Compare Azure Data Lake Store to Azure Blob storage
Set the Hierarchical Namespace option to Disabled to set up the storage account as an Azure Blob storage account if you only want to store data without analyzing it. Blob storage can also be used to archive data that is infrequently utilized or to store website assets such as photographs and media.
Set up the storage account as an Azure Data Lake Storage Gen2 account if you’ll be doing analytics on the data, and choose the Hierarchical Namespace option. Applications can access data using either the Blob APIs or the Azure Data Lake Storage Gen2 file system APIs since Azure Data Lake Storage Gen2 is incorporated into the Azure Storage platform.
Stages for processing big data by using Azure Data Lake Store
Azure Data Lake Storage Gen2 is a key component of a variety of big data architectures. These structures may entail the creation of:
- A modern data warehouse.
- Advanced analytics against big data.
- A real-time analytical solution.
There are four stages of large data processing that are common to all architectures:
- Ingestion – identifies the technologies and procedures utilized to obtain the source data.
- Store – indicates the location in which the ingested data should be stored
- Prep and train – outlines the technologies that are used in data science solutions for data preparation, model training, and scoring.
- Model and serve – is concerned with the technologies that will be used to present the data to users. Visualization tools like Power BI, as well as additional data repositories like Azure Synapse Analytics, Azure Cosmos DB, Azure SQL Database, and Azure Analysis Services, are examples.

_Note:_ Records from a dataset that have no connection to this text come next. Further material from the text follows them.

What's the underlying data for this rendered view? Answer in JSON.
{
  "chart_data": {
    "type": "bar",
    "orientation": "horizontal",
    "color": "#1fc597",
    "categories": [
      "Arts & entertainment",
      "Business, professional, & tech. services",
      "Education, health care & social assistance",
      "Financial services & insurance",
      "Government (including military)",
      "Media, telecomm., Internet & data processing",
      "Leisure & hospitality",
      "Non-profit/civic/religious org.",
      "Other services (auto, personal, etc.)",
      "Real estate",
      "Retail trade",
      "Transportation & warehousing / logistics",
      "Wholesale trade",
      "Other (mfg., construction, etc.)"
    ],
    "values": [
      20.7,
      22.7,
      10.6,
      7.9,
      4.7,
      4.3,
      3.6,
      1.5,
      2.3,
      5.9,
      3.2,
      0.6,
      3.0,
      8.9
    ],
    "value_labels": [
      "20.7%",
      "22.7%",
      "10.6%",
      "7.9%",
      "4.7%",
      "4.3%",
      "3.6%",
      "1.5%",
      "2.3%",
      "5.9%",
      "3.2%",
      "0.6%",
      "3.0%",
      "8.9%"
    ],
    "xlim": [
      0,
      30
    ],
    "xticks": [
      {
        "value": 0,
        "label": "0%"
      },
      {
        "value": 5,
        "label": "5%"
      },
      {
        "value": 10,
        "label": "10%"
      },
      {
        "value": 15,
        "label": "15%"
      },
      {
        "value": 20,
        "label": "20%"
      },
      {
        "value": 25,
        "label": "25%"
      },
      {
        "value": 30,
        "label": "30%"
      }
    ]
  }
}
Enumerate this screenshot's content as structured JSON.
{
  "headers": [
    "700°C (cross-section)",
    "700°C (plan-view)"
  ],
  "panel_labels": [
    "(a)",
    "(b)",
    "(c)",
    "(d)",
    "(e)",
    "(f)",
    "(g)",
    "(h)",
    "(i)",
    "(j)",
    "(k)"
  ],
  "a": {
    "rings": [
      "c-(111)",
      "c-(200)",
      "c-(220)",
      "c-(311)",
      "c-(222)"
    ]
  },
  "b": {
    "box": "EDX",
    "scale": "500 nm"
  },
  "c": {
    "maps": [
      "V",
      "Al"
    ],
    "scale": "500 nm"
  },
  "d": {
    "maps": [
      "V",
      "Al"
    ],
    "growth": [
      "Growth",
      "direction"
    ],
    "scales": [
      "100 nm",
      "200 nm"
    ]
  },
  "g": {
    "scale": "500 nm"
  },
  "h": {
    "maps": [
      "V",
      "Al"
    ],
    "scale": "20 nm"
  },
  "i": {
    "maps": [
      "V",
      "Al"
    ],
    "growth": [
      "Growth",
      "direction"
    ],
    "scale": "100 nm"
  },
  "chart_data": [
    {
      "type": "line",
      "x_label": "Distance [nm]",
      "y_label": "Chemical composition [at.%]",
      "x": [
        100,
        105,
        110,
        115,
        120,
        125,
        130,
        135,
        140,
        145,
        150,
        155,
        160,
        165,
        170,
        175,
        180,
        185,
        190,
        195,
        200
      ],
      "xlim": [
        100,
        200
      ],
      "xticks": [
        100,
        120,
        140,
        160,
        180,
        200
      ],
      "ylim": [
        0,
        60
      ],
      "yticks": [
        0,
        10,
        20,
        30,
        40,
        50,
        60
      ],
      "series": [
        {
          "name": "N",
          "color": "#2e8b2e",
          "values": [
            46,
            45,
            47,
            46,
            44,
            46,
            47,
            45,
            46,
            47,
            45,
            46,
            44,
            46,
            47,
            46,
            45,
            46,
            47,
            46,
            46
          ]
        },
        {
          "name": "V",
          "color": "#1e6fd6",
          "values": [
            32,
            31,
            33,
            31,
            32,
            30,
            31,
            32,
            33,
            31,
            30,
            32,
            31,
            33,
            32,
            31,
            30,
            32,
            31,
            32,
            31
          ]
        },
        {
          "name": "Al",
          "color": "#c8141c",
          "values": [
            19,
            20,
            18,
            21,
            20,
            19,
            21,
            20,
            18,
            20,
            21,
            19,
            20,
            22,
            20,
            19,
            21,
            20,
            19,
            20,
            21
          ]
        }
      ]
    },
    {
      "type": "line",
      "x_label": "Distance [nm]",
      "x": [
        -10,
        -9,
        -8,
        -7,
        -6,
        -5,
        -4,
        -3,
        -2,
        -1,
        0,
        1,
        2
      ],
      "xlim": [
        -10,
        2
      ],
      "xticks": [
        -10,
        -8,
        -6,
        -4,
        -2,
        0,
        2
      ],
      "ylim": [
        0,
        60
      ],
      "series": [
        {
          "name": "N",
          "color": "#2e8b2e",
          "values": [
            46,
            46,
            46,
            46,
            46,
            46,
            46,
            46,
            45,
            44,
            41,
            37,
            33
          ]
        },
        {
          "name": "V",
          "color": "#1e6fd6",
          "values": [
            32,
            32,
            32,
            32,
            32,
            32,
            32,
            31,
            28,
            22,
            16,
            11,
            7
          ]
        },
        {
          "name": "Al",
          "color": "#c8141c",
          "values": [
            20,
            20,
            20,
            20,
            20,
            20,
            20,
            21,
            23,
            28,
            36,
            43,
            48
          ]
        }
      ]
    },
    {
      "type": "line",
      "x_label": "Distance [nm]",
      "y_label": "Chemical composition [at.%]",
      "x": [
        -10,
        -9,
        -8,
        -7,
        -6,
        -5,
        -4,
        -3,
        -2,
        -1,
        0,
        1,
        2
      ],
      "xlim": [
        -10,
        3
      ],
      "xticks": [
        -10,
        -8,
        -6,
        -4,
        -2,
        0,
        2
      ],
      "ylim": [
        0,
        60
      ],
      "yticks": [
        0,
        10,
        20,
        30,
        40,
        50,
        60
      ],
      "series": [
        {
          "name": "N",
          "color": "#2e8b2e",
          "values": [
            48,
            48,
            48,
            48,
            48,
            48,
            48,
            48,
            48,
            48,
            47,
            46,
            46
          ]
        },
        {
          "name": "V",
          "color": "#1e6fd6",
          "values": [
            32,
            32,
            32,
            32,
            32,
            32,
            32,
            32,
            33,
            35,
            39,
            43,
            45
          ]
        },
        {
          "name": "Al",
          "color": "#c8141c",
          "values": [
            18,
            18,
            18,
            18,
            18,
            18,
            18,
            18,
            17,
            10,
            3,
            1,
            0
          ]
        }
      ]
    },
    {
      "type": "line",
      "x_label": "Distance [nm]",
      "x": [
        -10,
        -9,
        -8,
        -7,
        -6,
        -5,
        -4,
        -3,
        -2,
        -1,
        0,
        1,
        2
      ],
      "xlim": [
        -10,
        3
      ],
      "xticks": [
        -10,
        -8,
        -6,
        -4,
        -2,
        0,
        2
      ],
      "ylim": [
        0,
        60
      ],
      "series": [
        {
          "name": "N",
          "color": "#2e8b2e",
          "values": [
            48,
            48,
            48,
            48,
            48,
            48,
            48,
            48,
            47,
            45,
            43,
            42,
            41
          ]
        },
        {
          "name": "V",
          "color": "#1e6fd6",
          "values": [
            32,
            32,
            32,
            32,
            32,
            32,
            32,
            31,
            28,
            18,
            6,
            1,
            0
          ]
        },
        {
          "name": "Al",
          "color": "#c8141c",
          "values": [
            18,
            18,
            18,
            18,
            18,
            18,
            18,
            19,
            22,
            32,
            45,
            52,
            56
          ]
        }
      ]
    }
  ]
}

Uses for Azure Data Lake Storage Gen2
Creating a modern data warehouse
For a modern data warehouse, the architecture places Azure Data Lake Storage at the heart of the solution. To ingest data into the Data Lake from a business application, Integration Services is replaced by Azure Data Factory. This is the place where Azure Databricks gets its prediction model from. PolyBase is used to convert historical data into a big data relational format that is stored in Azure Synapse Analytics, together with the outputs of the Databricks trained model. Azure Analysis Services allows SQL Data Warehouse to cache data so that it can serve a large number of users and be shown in Power BI reports.
Advanced analytics for big data
On an hourly basis, Azure Data Factory uploads terabytes of web logs from a web server to Azure Data Lake. This information is fed into the Azure Databricks predictive model, which is subsequently trained and rated. The results are transmitted globally via Azure Cosmos DB, which will be used by the real-time app (the AdventureWorks website) to make recommendations to clients as they add items to their online shopping carts.
PolyBase is used against the Data Lake to transport descriptive data to the SQL Data Warehouse for reporting purposes, completing this architecture. Azure Analysis Services allows SQL Data Warehouse to cache data so that it can serve a large number of users and be displayed in Power BI reports.
Real-time analytical solutions
There are two ingestion streams in this design. When the HGV engine is turned off, the summary files are generated and ingested by Azure Data Factory. The real-time ingestion engine for telemetry data is Apache Kafka. Both data streams are saved in Azure Data Lake Store for future use, but they are also provided to other technologies to suit business requirements. The predictive model in Azure Databricks receives both streaming and batch data, and the results are published to Azure Cosmos DB for use by third-party garages. PolyBase moves data from the Data Lake Store to the SQL Data Warehouse, where Azure Analysis Services uses Power BI to build HGV reports.